J'ai vingt ans de métier, je vais vous expliquer. Déjà, ils apportent un peu de silence dans une
société de bruit et de mouvement. Un silence qui permet de se retrouver soi-même. Ils
permettent de faire l'expérience de la patience. En fauteuil, on dépend de l'autre et de son bon
vouloir. Mais, vous aussi, vous dépendez des autres. Dans cette situation, il faut apprendre
l'amabilité et la convivialité pour obtenir plus facilement ce que l'on veut. Enfin, le handicap
nous aide à prendre conscience des mensonges de notre société qui laisse penser que nous
sommes immortels ou que la jeunesse est éternelle.
Le film a aussi été jugé trop mièvre par certains. D'autres ont souligné que la plupart
des handicapés n'avaient pas vos moyens pour financer leur autonomie…
Le film raconte une histoire vraie, la mienne! J'ai les moyens d'assumer mon handicap, mais,
malgré mon indépendance financière, je reste dépendant des autres. Des associations comme
L'Arche et Simon de Cyrène permettent à des gens qui n'ont pas ma fortune de vivre la même
chose. Sortir les handicapés de leur enfermement, les mettre en contact avec des gens valides:
c'est leur raison d'être. Il faut les y aider.
Votre manifeste va être envoyé au nouveau président de la République. Que peuvent
changer les politiques?
Nous sommes en période de crise, personne ne l'ignore. Mais cela n'empêche pas de coller au
terrain, d'aider les associations qui connaissent leur travail. Arrêtons de multiplier les
règlements qui les bloquent et les empêchent de se développer, surtout en ville. Enfin, il faut
se servir du service civique. Il y a beaucoup de jeunes en recherche d'eux-mêmes qui
pourraient se découvrir en travaillant pour ces associations.
(1) «Tous intouchables?», Bayard, parution le 15 mai.
Un manifeste pour faire du film une réalité
Une belle histoire, un film à succès et aujourd'hui un manifeste, à paraître le 15 mai.

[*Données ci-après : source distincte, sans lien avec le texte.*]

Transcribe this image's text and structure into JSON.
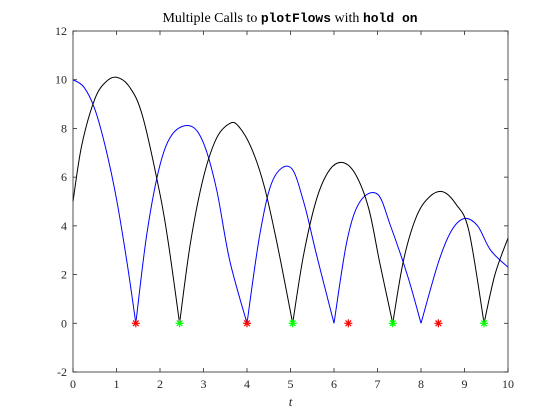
{
  "chart_data": {
    "type": "line",
    "title": {
      "segments": [
        {
          "text": "Multiple Calls to ",
          "style": "serif"
        },
        {
          "text": "plotFlows",
          "style": "mono"
        },
        {
          "text": " with ",
          "style": "serif"
        },
        {
          "text": "hold on",
          "style": "mono"
        }
      ]
    },
    "xlabel": "t",
    "ylabel": "",
    "xlim": [
      0,
      10
    ],
    "ylim": [
      -2,
      12
    ],
    "xticks": [
      0,
      1,
      2,
      3,
      4,
      5,
      6,
      7,
      8,
      9,
      10
    ],
    "yticks": [
      -2,
      0,
      2,
      4,
      6,
      8,
      10,
      12
    ],
    "grid": false,
    "box": true,
    "series": [
      {
        "color": "#0000ff",
        "x": [
          0,
          0.25,
          0.5,
          0.75,
          1.0,
          1.25,
          1.444,
          1.7,
          2.0,
          2.3,
          2.7,
          3.0,
          3.3,
          3.6,
          4.0,
          4.3,
          4.6,
          5.0,
          5.3,
          5.6,
          6.0,
          6.3,
          6.6,
          7.0,
          7.3,
          7.7,
          8.0,
          8.4,
          8.7,
          9.0,
          9.3,
          9.6,
          10.0
        ],
        "y": [
          10.0,
          9.7,
          8.8,
          7.2,
          5.1,
          2.4,
          0,
          3.7,
          6.5,
          7.8,
          8.1,
          7.4,
          5.5,
          2.6,
          0,
          3.7,
          5.9,
          6.4,
          5.0,
          2.8,
          0,
          3.4,
          5.0,
          5.3,
          4.0,
          1.9,
          0,
          2.5,
          3.8,
          4.3,
          4.0,
          3.0,
          2.3
        ]
      },
      {
        "color": "#000000",
        "x": [
          0,
          0.2,
          0.5,
          0.75,
          1.0,
          1.3,
          1.6,
          2.0,
          2.2,
          2.45,
          2.7,
          3.0,
          3.3,
          3.6,
          3.8,
          4.1,
          4.4,
          4.7,
          5.05,
          5.3,
          5.6,
          5.9,
          6.2,
          6.5,
          6.8,
          7.05,
          7.35,
          7.6,
          7.9,
          8.2,
          8.5,
          8.8,
          9.1,
          9.45,
          9.7,
          10.0
        ],
        "y": [
          5.0,
          7.3,
          9.2,
          9.9,
          10.1,
          9.7,
          8.5,
          5.3,
          3.2,
          0,
          3.3,
          6.0,
          7.6,
          8.2,
          8.1,
          7.2,
          5.6,
          3.2,
          0,
          2.8,
          5.1,
          6.3,
          6.6,
          6.1,
          4.7,
          2.5,
          0,
          2.6,
          4.4,
          5.2,
          5.4,
          4.9,
          3.8,
          0,
          2.0,
          3.5
        ]
      }
    ],
    "markers": [
      {
        "x": 1.444,
        "y": 0,
        "color": "#ff0000",
        "symbol": "*"
      },
      {
        "x": 2.45,
        "y": 0,
        "color": "#00ff00",
        "symbol": "*"
      },
      {
        "x": 4.0,
        "y": 0,
        "color": "#ff0000",
        "symbol": "*"
      },
      {
        "x": 5.05,
        "y": 0,
        "color": "#00ff00",
        "symbol": "*"
      },
      {
        "x": 6.33,
        "y": 0,
        "color": "#ff0000",
        "symbol": "*"
      },
      {
        "x": 7.35,
        "y": 0,
        "color": "#00ff00",
        "symbol": "*"
      },
      {
        "x": 8.4,
        "y": 0,
        "color": "#ff0000",
        "symbol": "*"
      },
      {
        "x": 9.45,
        "y": 0,
        "color": "#00ff00",
        "symbol": "*"
      }
    ]
  }
}
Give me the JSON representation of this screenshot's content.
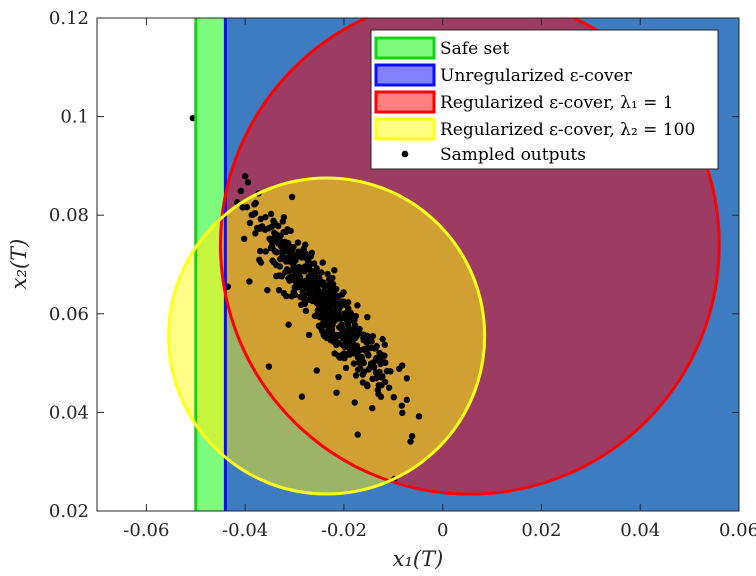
{
  "chart_data": {
    "type": "scatter",
    "xlabel": "x₁(T)",
    "ylabel": "x₂(T)",
    "xlim": [
      -0.07,
      0.06
    ],
    "ylim": [
      0.02,
      0.12
    ],
    "xticks": [
      -0.06,
      -0.04,
      -0.02,
      0,
      0.02,
      0.04,
      0.06
    ],
    "xtick_labels": [
      "-0.06",
      "-0.04",
      "-0.02",
      "0",
      "0.02",
      "0.04",
      "0.06"
    ],
    "yticks": [
      0.02,
      0.04,
      0.06,
      0.08,
      0.1,
      0.12
    ],
    "ytick_labels": [
      "0.02",
      "0.04",
      "0.06",
      "0.08",
      "0.1",
      "0.12"
    ],
    "grid": false,
    "legend_position": "top-right",
    "regions": [
      {
        "name": "Safe set",
        "kind": "halfplane",
        "x_min": -0.05,
        "fill": "#7efc7e",
        "stroke": "#19d019"
      },
      {
        "name": "Unregularized ε-cover",
        "kind": "halfplane",
        "x_min": -0.044,
        "fill": "#3e7cc1",
        "stroke": "#0c0cff",
        "legend_fill": "#8282ff"
      },
      {
        "name": "Regularized ε-cover, λ₁ = 1",
        "kind": "circle",
        "cx": 0.0055,
        "cy": 0.074,
        "r": 0.0505,
        "fill": "#9c3c62",
        "stroke": "#ff0000",
        "legend_fill": "#ff8080"
      },
      {
        "name": "Regularized ε-cover, λ₂ = 100",
        "kind": "circle",
        "cx": -0.0235,
        "cy": 0.0555,
        "r": 0.032,
        "stroke": "#ffff1a",
        "legend_fill": "#ffff80",
        "fills": {
          "on_white": "#ffff88",
          "on_safe": "#c8f640",
          "on_blue": "#9cb468",
          "on_red": "#d0a033"
        }
      }
    ],
    "series": [
      {
        "name": "Sampled outputs",
        "color": "#000000",
        "cluster": {
          "n": 520,
          "center": [
            -0.024,
            0.062
          ],
          "sd_major": 0.0095,
          "sd_minor": 0.0032,
          "angle_deg": -45
        },
        "points": [
          [
            -0.0443,
            0.0802
          ],
          [
            -0.0435,
            0.0655
          ],
          [
            -0.0352,
            0.0493
          ],
          [
            -0.0305,
            0.0837
          ],
          [
            -0.0255,
            0.0485
          ],
          [
            -0.0172,
            0.0355
          ],
          [
            -0.0048,
            0.0392
          ],
          [
            -0.0098,
            0.0265
          ],
          [
            -0.0215,
            0.044
          ],
          [
            -0.0142,
            0.0468
          ],
          [
            -0.0333,
            0.0778
          ],
          [
            -0.0118,
            0.0515
          ],
          [
            -0.0285,
            0.0432
          ],
          [
            -0.0312,
            0.0578
          ],
          [
            -0.0402,
            0.0752
          ],
          [
            -0.0368,
            0.0704
          ],
          [
            -0.0128,
            0.0482
          ],
          [
            -0.0082,
            0.0495
          ],
          [
            -0.0178,
            0.042
          ],
          [
            -0.0355,
            0.0648
          ]
        ]
      }
    ],
    "legend": [
      {
        "label": "Safe set",
        "swatch": "box"
      },
      {
        "label": "Unregularized ε-cover",
        "swatch": "box"
      },
      {
        "label": "Regularized ε-cover, λ₁ = 1",
        "swatch": "box"
      },
      {
        "label": "Regularized ε-cover, λ₂ = 100",
        "swatch": "box"
      },
      {
        "label": "Sampled outputs",
        "swatch": "dot"
      }
    ]
  }
}
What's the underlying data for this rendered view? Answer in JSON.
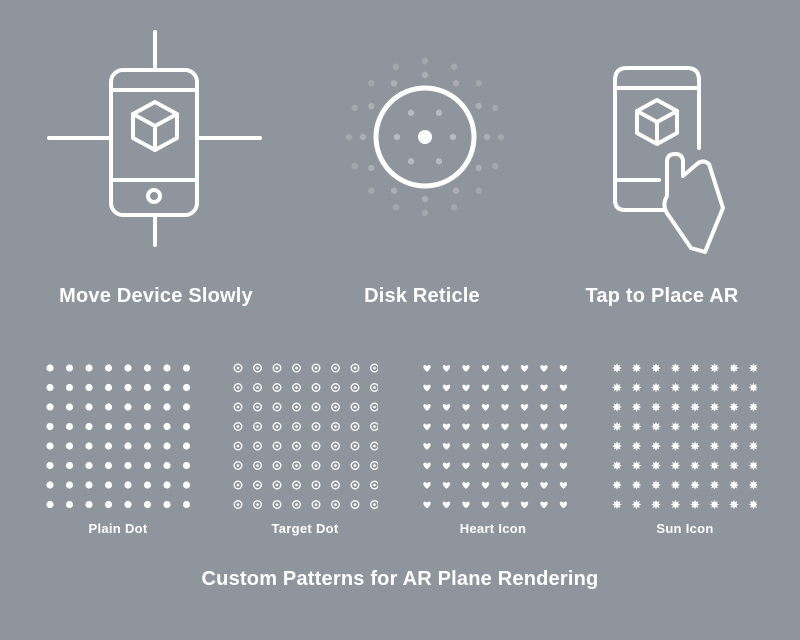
{
  "labels": {
    "move_device": "Move Device Slowly",
    "disk_reticle": "Disk Reticle",
    "tap_to_place": "Tap to Place AR"
  },
  "patterns": [
    {
      "label": "Plain Dot",
      "kind": "plain-dot"
    },
    {
      "label": "Target Dot",
      "kind": "target-dot"
    },
    {
      "label": "Heart Icon",
      "kind": "heart"
    },
    {
      "label": "Sun Icon",
      "kind": "sun"
    }
  ],
  "footer": "Custom Patterns for AR Plane Rendering",
  "colors": {
    "background": "#8f959d",
    "foreground": "#ffffff"
  }
}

Tous
intouchables?: c'est le cri du cœur lancé par un trio de choc, Philippe Pozzo di Borgo,
l'aristocrate tétraplégique incarné par François Cluzet, Jean Vanier, un pionnier du «vivreensemble», fondateur des communautés de L'Arche, qui œuvre en faveur des personnes
souffrant de handicap mental, et Laurent de Cherisey, directeur de l'association Simon de
Cyrène, qui construit des maisons partagées pour valides et invalides. Dans ce plaidoyer
incisif pour la fraternité, chacun explique comment l'altérité permet de se construire soi-même
et de faire le deuil d'une «perfection idéalisée» aujourd'hui omniprésente dans la publicité.
Facile à dire? «Nous les handicapés, nous ne sommes pas toujours présentables», s'amuse
Philippe Pozzo di Borgo. Omar Sy, sacré meilleur acteur pour son rôle d'auxiliaire de vie
«racaille», a confié qu'il craignait de porter un regard blessant sur l'aristocrate «tétra» avant le
tournage. Mais la création de 140 communautés de L'Arche sur les cinq continents depuis
1964 laisse penser que ce «vivre-ensemble» peut prospérer. Tous les jeunes qui veulent
s'investir et passer le «diplôme du cœur» dans le cadre d'une année de volontariat peuvent se
manifester sur les sites des deux associations. Le manifeste sera présenté le 16 mai au Conseil
économique, social et environnemental lors d'une grande fête où une quarantaine de duos
d'«intouchables» prendront un cours de danse avec Omar Sy.